Mitochondria play a central role in numerous fundamental cellular processes ranging from ATP generation, Ca2+ homeostasis, reactive oxygen species (ROS) generation, and apoptosis. Deregulation of the mitochondrial Ca2+ and ROS homeostasis has been implicated in the pathogenesis of ischemic heart disease, cardiac arrhythmias, neurodegenerative diseases, diabetes, and aging. Our long-term research objective is to elucidate cellular and molecular mechanism by which mitochondria control intracellular Ca2+ and ROS dynamics under both physiological and pathological conditions. Current research efforts are to focus on three projects:
(1) Mechanisms of Mitochondrial Ca2+ Transport in Heart Cells
Our immediate efforts are to characterize the mitochondrial Ca2+ influx and efflux mechanisms in cardiac muscle cells and determine how these mechanisms regulate excitation-contraction-metabolism coupling. Our working hypothesis is that cardiac mitochondria contain a Ca2+-activated, ryanodine-sensive and a Ca2+-activated cyclosporine-sensitive Ca2+ permeable channel that are responsible for the fast uptake of Ca2+ into and fast release of Ca2+ out of mitochondria, respectively. These dynamic Ca2+ transport systems participate actively in regulating cardiac excitation-contraction-metabolism coupling processes, due to their structural proximity to the junctions between sarcoplasmic reticulum and L-type Ca2+ channels.

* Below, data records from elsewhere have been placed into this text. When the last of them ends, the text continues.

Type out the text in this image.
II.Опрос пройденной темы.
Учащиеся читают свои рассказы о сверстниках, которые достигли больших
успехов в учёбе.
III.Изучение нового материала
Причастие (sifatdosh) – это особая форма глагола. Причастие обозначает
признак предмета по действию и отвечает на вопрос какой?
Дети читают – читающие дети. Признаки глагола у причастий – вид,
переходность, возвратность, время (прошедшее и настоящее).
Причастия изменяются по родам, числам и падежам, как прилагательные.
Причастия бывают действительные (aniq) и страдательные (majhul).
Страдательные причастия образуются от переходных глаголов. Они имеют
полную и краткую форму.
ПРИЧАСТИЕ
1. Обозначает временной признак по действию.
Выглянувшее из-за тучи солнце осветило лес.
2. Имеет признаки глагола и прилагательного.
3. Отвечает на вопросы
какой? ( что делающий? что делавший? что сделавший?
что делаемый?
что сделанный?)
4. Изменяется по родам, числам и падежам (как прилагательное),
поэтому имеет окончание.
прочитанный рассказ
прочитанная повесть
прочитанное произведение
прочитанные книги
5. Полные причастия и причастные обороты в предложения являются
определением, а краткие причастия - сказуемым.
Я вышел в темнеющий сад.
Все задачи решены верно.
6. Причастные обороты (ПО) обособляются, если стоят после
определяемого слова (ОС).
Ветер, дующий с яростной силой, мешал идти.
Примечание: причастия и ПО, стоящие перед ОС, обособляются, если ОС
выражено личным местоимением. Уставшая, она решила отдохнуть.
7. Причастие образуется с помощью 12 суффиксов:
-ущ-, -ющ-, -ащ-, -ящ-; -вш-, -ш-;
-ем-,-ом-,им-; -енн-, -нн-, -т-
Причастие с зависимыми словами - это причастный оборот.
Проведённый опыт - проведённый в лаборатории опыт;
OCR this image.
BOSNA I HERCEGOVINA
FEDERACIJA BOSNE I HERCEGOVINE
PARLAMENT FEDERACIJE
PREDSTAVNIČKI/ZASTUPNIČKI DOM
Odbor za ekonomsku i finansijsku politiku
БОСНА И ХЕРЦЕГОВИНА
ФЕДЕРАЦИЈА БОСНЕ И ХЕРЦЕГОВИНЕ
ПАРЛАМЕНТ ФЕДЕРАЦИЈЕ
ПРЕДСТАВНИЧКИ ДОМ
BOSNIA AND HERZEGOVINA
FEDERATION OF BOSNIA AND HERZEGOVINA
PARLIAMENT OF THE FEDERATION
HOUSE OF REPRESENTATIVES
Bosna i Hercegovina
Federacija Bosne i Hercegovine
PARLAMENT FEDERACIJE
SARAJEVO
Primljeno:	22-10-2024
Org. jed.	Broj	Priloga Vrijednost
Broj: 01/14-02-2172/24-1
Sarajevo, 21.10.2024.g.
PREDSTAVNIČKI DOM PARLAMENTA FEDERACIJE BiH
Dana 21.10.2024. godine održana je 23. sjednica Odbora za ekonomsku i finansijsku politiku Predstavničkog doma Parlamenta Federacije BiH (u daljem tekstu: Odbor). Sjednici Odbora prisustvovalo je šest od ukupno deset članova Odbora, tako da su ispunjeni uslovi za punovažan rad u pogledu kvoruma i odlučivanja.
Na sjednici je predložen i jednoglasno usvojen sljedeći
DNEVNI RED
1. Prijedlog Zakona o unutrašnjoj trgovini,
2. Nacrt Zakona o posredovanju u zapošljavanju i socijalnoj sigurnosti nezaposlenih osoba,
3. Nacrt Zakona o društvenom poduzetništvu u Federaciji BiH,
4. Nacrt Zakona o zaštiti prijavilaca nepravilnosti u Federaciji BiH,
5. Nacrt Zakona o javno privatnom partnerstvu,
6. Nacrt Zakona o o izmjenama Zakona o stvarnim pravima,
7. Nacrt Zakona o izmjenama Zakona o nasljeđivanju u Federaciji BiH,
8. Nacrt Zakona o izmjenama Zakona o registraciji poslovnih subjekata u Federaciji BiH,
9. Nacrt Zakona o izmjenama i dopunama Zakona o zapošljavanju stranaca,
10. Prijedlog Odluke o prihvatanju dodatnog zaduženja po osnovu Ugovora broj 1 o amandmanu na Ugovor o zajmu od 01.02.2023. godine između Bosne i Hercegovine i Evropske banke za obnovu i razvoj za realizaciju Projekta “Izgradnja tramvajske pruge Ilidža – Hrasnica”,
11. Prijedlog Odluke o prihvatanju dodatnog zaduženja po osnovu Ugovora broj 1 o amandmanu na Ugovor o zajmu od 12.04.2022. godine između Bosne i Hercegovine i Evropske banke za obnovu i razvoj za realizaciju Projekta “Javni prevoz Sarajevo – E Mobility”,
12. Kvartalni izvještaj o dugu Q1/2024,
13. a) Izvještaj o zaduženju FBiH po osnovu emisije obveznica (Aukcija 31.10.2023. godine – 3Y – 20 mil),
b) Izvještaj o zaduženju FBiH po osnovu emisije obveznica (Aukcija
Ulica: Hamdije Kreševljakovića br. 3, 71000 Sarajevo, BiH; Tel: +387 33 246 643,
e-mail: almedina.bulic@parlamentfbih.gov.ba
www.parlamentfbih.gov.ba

(2) Crosstalk Signaling between Mitochondrial Ca2+ and ROS
Our long-term objective of this project is to establish a unified theory to describe the mechanisms of crosstalk signaling between Ca2+ and ROS in cardiac muscle cells, and to translate these signaling pathways to the physiology and pathology of cardiac function. Our central hypothesis is: an increased mitochondrial Ca2+ concentration tips the balance of mitochondrial dynamics towards fission that drives an increase in ROS generation. The resulting oxidized environment leads to additional mitochondrial Ca2+ increases. Eventually, this high-gain positive feedback loop is counter balanced by Ca2+ and ROS activated mitochondrial Ca2+ efflux mechanisms.
(3) Mitochondrial Modulation of Neuronal Excitotoxicity
Our immediate goal is to determine the role of mitochondrial Ca2+ overload and oxidative stress in neuronal cell death. Our working hypothesis is that Ca2+- and ROS-dependent mitochondrial permeability transition (MPT) opening is central to the process of excitotoxic cell death, and that energetically impaired cells are more susceptible to excitotoxic cell death because they have a higher likelihood of MPT occurrence in response to a given excitotoxic stimulus
We will use a multidisciplinary approach, encompassing single cell fluorescence confocal microscopy to measure cytosolic and mitochondrial Ca2+ concentrations, patch clamp to record L-type Ca2+ currents, and biochemical and molecular biological techniques to probe the mitochondrial Ca2+ transport proteins. This research will provide important information regarding the fundamental principles of mitochondrial Ca2+ transport mechanisms in heart and brain cells. This information is critical for our understanding of the participation of mitochondria in the etiology of cardiovascular diseases such as cardiac arrhythmia, cardiomyopathy, and heart failure as well as neurodegenerative diseases such as Alzheimer's disease, Huntington's disease and Parkinson's disease. Ultimately, it will provide insights to design novel targets for therapeutic intervention in these diseases.